コア数倍でもTDPが据え置き
Threadripper 3990Xのスペックは、すでに報じられた通り。cIOD(Client I/O Die)に接続される(動作する)CCDの数が4基から8基に増えたただけで、設計的な変更点もない。cIODから8基のCCDはsすべてが独立したInfinity Fabricで連結され、各CCDからメモリーを読み書きするには、等しくcIODを経由してアクセスすることになる。
第2世代Threadripperの2990WX/2970WXのようにNUMA(Non Unified Memory Access)ではなく、UMA(Unified Memory Access)であることがThreadripper 3990Xの大きな強みとなっている。ライバルであるXeonでThreadripper 3990Xと同規模のコア数を得ようとすれば、CPUは2ソケット。必然的にNUMAとなってしまう。ここがThreadripper 3990Xの強みといえるだろう。
すでに発売済みのThreadripper 3970Xとスペックを比較すると、コア数は単純に倍となっているものの、TDPは280Wで据え置かれているため、既存のTRX40チップセット搭載マザーボードでもBIOSさえ更新していれば問題なく使用できる。ただベースクロックは2.9GHzとかなり控えめになっているため、コア数よりもクロックが効くような処理では格下のThreadripper 3970Xや3960Xの方が速くなることは容易に想像がつく。

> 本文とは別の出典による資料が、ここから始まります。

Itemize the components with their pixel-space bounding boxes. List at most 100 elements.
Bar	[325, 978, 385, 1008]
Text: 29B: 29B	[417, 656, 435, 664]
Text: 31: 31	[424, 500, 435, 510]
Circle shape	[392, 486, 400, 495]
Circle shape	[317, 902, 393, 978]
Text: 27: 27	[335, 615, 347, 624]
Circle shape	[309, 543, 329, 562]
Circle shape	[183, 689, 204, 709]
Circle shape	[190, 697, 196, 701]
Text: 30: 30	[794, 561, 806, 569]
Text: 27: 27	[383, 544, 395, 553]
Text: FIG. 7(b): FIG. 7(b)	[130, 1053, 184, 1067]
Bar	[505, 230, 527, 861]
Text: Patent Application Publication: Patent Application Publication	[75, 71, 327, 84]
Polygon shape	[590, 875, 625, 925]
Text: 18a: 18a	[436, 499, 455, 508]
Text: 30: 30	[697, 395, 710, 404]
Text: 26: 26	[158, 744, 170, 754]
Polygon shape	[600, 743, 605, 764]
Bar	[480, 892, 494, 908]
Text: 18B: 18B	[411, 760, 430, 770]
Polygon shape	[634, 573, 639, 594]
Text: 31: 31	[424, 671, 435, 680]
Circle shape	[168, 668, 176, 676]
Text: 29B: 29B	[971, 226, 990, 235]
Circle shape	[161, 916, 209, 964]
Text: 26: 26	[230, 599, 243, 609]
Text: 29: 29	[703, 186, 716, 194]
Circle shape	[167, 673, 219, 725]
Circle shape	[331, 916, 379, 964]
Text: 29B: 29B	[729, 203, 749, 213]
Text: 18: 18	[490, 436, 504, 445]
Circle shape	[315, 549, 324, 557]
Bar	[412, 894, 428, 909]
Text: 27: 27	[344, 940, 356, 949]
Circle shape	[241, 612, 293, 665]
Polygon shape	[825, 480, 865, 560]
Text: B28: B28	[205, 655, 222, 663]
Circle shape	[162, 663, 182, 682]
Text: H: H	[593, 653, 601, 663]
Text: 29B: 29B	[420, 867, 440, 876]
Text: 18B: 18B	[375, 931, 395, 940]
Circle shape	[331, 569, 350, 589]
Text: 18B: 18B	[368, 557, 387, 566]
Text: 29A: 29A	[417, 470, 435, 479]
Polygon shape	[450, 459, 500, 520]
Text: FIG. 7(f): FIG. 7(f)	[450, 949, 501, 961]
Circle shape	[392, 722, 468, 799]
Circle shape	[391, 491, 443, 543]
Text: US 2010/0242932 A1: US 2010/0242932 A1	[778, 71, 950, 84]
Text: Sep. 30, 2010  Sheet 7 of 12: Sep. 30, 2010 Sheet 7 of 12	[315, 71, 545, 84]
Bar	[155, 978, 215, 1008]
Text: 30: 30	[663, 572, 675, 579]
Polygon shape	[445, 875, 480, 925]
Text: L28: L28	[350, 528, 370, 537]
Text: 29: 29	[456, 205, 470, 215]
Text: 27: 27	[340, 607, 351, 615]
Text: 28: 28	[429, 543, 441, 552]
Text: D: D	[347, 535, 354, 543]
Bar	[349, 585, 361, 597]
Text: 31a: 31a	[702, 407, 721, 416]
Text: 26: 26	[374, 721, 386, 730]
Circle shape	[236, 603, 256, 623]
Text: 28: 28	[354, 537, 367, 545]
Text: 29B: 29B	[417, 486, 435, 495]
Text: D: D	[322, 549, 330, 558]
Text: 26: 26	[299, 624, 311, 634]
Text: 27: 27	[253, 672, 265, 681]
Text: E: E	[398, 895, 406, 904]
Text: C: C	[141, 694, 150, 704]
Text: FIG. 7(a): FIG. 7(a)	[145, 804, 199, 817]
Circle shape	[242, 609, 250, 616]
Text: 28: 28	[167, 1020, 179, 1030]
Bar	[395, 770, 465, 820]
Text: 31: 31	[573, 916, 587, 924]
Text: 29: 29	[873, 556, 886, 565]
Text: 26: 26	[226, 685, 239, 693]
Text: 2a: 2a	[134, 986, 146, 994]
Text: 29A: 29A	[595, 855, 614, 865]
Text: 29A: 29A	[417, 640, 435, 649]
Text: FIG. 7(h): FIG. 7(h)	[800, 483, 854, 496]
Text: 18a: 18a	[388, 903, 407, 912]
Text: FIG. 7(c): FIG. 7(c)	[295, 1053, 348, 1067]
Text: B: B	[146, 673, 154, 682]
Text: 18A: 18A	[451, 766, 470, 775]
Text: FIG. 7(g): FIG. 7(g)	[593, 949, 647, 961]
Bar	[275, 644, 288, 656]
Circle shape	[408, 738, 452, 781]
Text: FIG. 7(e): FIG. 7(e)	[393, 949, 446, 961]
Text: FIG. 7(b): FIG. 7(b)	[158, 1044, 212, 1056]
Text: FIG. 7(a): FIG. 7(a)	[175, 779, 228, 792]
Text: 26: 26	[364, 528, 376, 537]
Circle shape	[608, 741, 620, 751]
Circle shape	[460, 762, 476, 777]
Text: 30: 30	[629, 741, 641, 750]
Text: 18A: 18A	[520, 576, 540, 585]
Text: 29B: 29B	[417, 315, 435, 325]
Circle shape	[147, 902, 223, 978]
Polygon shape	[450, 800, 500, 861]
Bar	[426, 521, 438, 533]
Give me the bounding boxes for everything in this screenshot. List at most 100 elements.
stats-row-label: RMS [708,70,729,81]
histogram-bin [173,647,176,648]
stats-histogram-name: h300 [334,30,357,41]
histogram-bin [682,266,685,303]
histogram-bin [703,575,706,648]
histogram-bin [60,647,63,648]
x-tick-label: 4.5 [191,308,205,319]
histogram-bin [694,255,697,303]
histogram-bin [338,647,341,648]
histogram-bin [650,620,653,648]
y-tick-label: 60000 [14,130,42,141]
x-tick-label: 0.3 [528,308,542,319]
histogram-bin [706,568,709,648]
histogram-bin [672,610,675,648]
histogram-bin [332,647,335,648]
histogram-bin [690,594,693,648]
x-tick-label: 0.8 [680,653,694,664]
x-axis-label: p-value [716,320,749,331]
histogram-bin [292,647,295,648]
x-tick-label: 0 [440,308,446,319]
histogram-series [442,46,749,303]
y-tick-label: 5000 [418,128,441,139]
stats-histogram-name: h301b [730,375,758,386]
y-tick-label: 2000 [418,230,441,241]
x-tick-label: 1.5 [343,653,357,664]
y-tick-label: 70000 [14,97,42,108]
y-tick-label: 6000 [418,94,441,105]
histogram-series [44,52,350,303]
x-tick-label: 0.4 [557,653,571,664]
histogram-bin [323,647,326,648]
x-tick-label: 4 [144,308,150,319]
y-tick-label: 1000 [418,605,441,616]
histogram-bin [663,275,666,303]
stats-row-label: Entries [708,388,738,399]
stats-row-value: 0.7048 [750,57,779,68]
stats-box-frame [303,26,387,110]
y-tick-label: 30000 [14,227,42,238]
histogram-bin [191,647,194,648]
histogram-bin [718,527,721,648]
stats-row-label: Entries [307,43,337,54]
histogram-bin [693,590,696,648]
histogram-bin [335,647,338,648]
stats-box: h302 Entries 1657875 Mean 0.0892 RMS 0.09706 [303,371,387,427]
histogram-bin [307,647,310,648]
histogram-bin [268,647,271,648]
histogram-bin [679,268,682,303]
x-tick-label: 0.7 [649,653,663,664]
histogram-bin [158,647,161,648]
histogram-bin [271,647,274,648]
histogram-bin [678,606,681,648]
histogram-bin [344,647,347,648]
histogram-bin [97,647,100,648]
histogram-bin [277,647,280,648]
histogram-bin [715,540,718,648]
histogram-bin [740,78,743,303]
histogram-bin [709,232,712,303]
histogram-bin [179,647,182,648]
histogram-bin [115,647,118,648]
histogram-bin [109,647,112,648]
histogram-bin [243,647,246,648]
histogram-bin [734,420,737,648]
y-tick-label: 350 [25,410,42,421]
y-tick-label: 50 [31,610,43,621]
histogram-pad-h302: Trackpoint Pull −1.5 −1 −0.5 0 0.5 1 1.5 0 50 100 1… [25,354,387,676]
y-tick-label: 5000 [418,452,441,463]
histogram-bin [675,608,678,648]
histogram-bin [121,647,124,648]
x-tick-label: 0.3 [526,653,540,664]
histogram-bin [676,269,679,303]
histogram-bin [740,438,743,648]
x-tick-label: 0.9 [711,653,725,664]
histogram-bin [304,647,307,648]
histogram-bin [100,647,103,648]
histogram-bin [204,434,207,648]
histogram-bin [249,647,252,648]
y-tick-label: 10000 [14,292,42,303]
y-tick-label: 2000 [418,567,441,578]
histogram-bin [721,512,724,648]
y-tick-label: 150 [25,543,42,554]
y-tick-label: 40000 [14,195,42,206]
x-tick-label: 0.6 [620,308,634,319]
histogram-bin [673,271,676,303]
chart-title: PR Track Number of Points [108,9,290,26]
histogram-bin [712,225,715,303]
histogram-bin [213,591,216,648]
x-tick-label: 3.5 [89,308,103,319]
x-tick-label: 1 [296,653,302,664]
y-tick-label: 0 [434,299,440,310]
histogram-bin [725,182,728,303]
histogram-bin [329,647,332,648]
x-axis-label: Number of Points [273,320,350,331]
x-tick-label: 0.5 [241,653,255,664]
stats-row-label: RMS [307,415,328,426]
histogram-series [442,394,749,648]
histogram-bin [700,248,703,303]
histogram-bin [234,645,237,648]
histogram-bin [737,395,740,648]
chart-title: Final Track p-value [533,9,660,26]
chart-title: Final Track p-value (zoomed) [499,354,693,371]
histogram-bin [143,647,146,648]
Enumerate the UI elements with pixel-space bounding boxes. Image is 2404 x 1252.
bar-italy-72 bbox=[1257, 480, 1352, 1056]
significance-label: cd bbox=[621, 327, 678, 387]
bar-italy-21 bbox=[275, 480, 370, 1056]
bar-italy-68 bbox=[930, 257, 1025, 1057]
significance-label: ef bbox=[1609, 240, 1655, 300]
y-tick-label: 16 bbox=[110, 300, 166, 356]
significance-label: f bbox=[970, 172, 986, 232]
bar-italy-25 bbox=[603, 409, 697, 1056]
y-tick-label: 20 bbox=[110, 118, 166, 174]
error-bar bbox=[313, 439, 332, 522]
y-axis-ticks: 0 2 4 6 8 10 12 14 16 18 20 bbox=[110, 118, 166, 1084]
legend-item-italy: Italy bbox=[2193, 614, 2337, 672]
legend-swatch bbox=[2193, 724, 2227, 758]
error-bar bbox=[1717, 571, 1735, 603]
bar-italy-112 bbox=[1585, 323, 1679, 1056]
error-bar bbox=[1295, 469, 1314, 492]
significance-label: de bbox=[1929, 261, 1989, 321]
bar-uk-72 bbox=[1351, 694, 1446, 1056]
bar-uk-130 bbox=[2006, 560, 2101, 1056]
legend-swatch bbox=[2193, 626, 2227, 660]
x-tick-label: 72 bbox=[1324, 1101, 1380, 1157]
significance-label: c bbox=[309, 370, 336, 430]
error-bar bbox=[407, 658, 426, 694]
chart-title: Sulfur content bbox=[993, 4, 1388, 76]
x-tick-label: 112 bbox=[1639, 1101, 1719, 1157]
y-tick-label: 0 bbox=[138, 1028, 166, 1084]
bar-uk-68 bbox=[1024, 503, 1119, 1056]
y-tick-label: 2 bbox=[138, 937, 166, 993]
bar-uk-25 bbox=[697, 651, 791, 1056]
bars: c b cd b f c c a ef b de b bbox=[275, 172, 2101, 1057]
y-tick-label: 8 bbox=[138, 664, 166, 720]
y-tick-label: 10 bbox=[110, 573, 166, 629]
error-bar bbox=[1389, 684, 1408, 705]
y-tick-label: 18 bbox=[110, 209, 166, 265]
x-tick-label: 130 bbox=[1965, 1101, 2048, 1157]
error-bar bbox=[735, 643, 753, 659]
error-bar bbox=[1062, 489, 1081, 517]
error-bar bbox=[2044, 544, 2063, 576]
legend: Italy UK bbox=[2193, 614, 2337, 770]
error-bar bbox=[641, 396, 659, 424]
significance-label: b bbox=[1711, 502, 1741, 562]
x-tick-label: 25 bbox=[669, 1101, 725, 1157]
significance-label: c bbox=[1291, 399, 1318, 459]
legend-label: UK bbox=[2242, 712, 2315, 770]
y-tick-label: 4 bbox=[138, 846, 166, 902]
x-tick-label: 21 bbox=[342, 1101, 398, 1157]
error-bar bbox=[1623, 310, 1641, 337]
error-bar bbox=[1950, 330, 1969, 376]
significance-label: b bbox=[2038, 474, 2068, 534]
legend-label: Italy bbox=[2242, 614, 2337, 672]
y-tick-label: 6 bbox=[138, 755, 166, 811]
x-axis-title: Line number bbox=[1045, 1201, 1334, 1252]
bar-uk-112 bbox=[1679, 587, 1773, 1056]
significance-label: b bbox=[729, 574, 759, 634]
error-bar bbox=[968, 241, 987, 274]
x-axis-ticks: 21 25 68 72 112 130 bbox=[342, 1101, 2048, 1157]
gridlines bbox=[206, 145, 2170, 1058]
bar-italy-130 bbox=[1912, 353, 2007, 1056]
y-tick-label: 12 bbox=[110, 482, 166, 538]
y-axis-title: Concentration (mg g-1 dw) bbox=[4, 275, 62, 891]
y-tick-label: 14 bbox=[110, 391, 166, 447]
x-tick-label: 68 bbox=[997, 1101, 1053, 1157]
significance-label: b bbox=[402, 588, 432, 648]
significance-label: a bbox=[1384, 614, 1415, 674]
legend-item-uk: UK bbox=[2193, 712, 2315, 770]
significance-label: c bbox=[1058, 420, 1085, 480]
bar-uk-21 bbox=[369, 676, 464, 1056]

だが動作クロックの差異以上に気をつけねばならないのは、「プロセッサーグループ」と呼ばれるWindows(7より盛り込まれた)の仕様だ。Windowsでは論理64コアを1つのプロセッサーグループとみなす。つまりThreadripper 3970Xは論理64コアだから1プロセッサーグループに収まるが、3990Xは論理128コアだから2プロセッサーグループとOSから扱われる。そして困ったことに、基本的に1つのプロセスが使えるのは1プロセッサーグループのみだ。つまりアプリによっては、3990Xのコアの半分しか使えないこともあり得る。
もちろんこれはアプリ側で対処することによりプロセッサーグループの壁を越え、論理128コアすべてを使用することが可能だ。ただ論理65コア以上の展開を見据えた設計になっているアプリはそう多くない。今回試した限りでは、CG系アプリでのみ確認できた。
そのため、AMDもThreadripper 3990Xを“史上最強のCPU”というストレートな押し出し方ではなく「猛烈な処理性能を求めるクリエイター向けCPU」とアピールしている。価格が高いので買う層もプロクリエイターに絞られるが、特にクロックよりもコア数が生み出す膨大な計算量がモノを言う作業のためのCPUといってよい。